Üçüncü husus ise; Sıkıyönetim uygulamaları ve askeri müdahale sonrasında sokakta görev yapan askerimizin, emniyet ve asayişe yönelik olarak alınmış olan polisiye tedbirleri uygularken yaşanan olumsuzluklardı. Çünkü 'asker', almış olduğu eğitim gereğince düşmana karşı uygulanacak savaş tedbirlerine göre eğitilmişti. Ama 12 Eylül askeri müdahalesine giden süreçte yaşananların önlenebilmesi için polisiye tedbirlerin uygulanması gerekiyordu, askerimiz ise; böyle bir eğitim almamıştı. Ancak yine de verilen tüm görevleri başarıyla yerine getirmişti.
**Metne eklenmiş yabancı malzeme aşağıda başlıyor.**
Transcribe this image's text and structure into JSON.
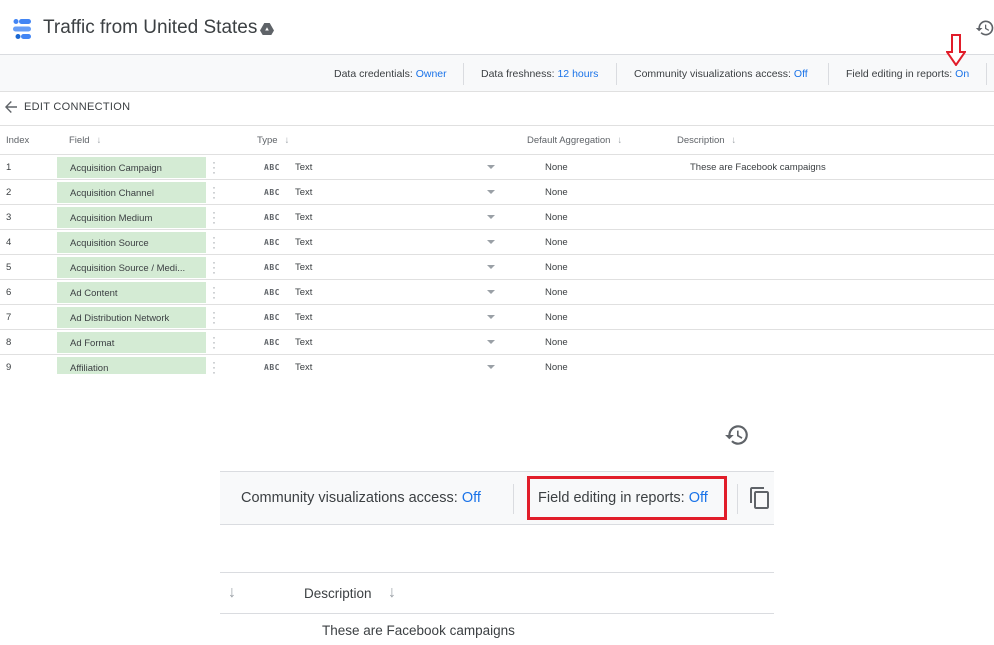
{
  "header": {
    "title": "Traffic from United States"
  },
  "info_strip": {
    "items": [
      {
        "label": "Data credentials:",
        "value": "Owner"
      },
      {
        "label": "Data freshness:",
        "value": "12 hours"
      },
      {
        "label": "Community visualizations access:",
        "value": "Off"
      },
      {
        "label": "Field editing in reports:",
        "value": "On"
      }
    ]
  },
  "edit_connection": {
    "label": "EDIT CONNECTION"
  },
  "table": {
    "headers": {
      "index": "Index",
      "field": "Field",
      "type": "Type",
      "aggregation": "Default Aggregation",
      "description": "Description"
    },
    "type_icon_text": "ABC",
    "rows": [
      {
        "index": "1",
        "field": "Acquisition Campaign",
        "type": "Text",
        "aggregation": "None",
        "description": "These are Facebook campaigns"
      },
      {
        "index": "2",
        "field": "Acquisition Channel",
        "type": "Text",
        "aggregation": "None",
        "description": ""
      },
      {
        "index": "3",
        "field": "Acquisition Medium",
        "type": "Text",
        "aggregation": "None",
        "description": ""
      },
      {
        "index": "4",
        "field": "Acquisition Source",
        "type": "Text",
        "aggregation": "None",
        "description": ""
      },
      {
        "index": "5",
        "field": "Acquisition Source / Medi...",
        "type": "Text",
        "aggregation": "None",
        "description": ""
      },
      {
        "index": "6",
        "field": "Ad Content",
        "type": "Text",
        "aggregation": "None",
        "description": ""
      },
      {
        "index": "7",
        "field": "Ad Distribution Network",
        "type": "Text",
        "aggregation": "None",
        "description": ""
      },
      {
        "index": "8",
        "field": "Ad Format",
        "type": "Text",
        "aggregation": "None",
        "description": ""
      },
      {
        "index": "9",
        "field": "Affiliation",
        "type": "Text",
        "aggregation": "None",
        "description": ""
      }
    ]
  },
  "zoom": {
    "community_label": "Community visualizations access:",
    "community_value": "Off",
    "field_editing_label": "Field editing in reports:",
    "field_editing_value": "Off",
    "description_header": "Description",
    "description_cell": "These are Facebook campaigns"
  },
  "colors": {
    "accent": "#1a73e8",
    "highlight_red": "#e11d2a",
    "field_chip": "#d4ebd4"
  },
  "icons": {
    "logo": "data-studio-logo-icon",
    "drive": "shared-drive-icon",
    "history": "history-icon",
    "back": "arrow-left-icon",
    "sort": "arrow-down-icon",
    "copy": "copy-icon",
    "kebab": "more-vert-icon",
    "dropdown": "dropdown-caret-icon"
  }
}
Bu üç önemli tespitimi; o süreçte İstanbul'da görev yaparken bizzat yaşadığım aşağıdaki önemli olaylarla örnekleyebilirim:

12 Eylül 1980 askeri müdahalesi öncesinde; anarşik eylemlerin giderek arttığı 1979 yılında, karıştıkları örgütsel olaylar nedeniyle İstanbul Sıkıyönetim Mahkemesince tutuklanan ve1'nci Ordu Komutanlığı Sıkıyönetim Komutanlığı cezaevinde kalan mahkûmların, muayene için getirildikleri Haydarpaşa Asker Hastanesine girerken;

S.S.C.B'nin milli marşı olan enternasyonal'i hep bir ağızdan söyleyerek, hastanenin muayene koridorlarında 'faşistler' sloganını hep bir ağızdan haykırdıklarını, türlü tehditler savurduklarını çok iyi hatırlarım…
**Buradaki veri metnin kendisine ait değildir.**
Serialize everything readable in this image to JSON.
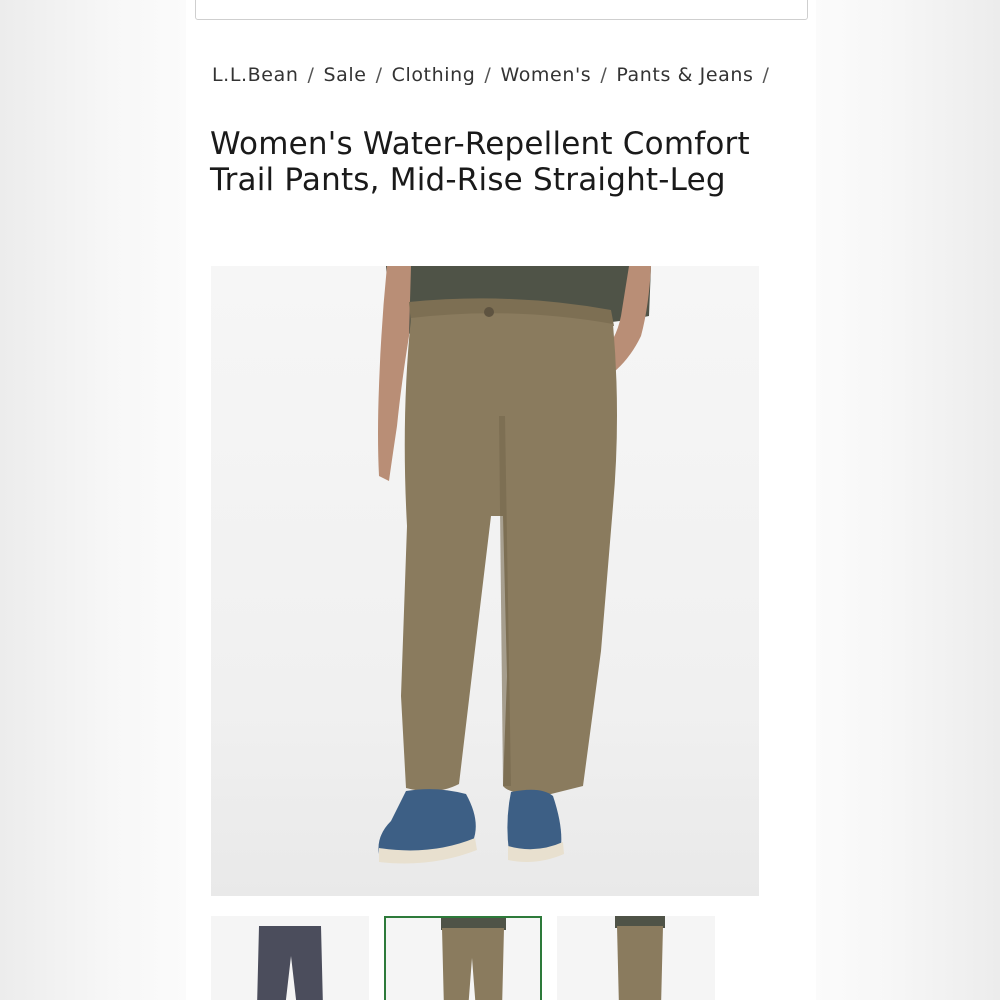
{
  "breadcrumb": {
    "items": [
      "L.L.Bean",
      "Sale",
      "Clothing",
      "Women's",
      "Pants & Jeans"
    ],
    "separator": "/"
  },
  "product": {
    "title": "Women's Water-Repellent Comfort Trail Pants, Mid-Rise Straight-Leg",
    "main_image": "khaki-pants-model-photo"
  },
  "thumbnails": [
    {
      "image": "gray-pants-flat-photo",
      "active": false
    },
    {
      "image": "khaki-pants-front-photo",
      "active": true
    },
    {
      "image": "khaki-pants-side-photo",
      "active": false
    }
  ],
  "colors": {
    "pants": "#8a7b5e",
    "shirt": "#4f5347",
    "shoe": "#3d5f85",
    "active_thumb_border": "#2d7a3a"
  }
}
Yine sokak çatışmalarının, giderek arttığı 1979 yılında İstanbul'un Anadolu yakasındaki bir ilçemizde, emniyet güçlerimizle girişmiş olduğu silahlı çatışmada ağır yaralı olarak ele geçirilen bir örgüt elemanının, Haydarpaşa Asker Hastanesine acilen getirildiği o gün!

Kendisini ameliyata alan, ancak bu operasyonda ağır yarası ve çok kan kaybı nedeniyle hayatını kaybeden bu örgüt elemanının ameliyatını yapan doktor arkadaşımızın, o günden birkaç hafta sonra Bakırköy'de oturduğu evine bir akşamüzeri gelen, asker üniforması giymiş örgüt elemanları tarafından 2,5 yaşındaki kızının gözleri önünde katledildiğini dün gibi hatırlarım. (Aynı zamanda sınıf arkadaşım olan bu kahraman genel cerrahi uzmanı arkadaşımız, ettiği Hipokrat yeminine bağlı kalarak, hiç tereddüt etmeden bu operasyona girmiş, bu insanın hayatını kurtarmak için ekibiyle birlikte üstün bir çaba göstermişlerdi.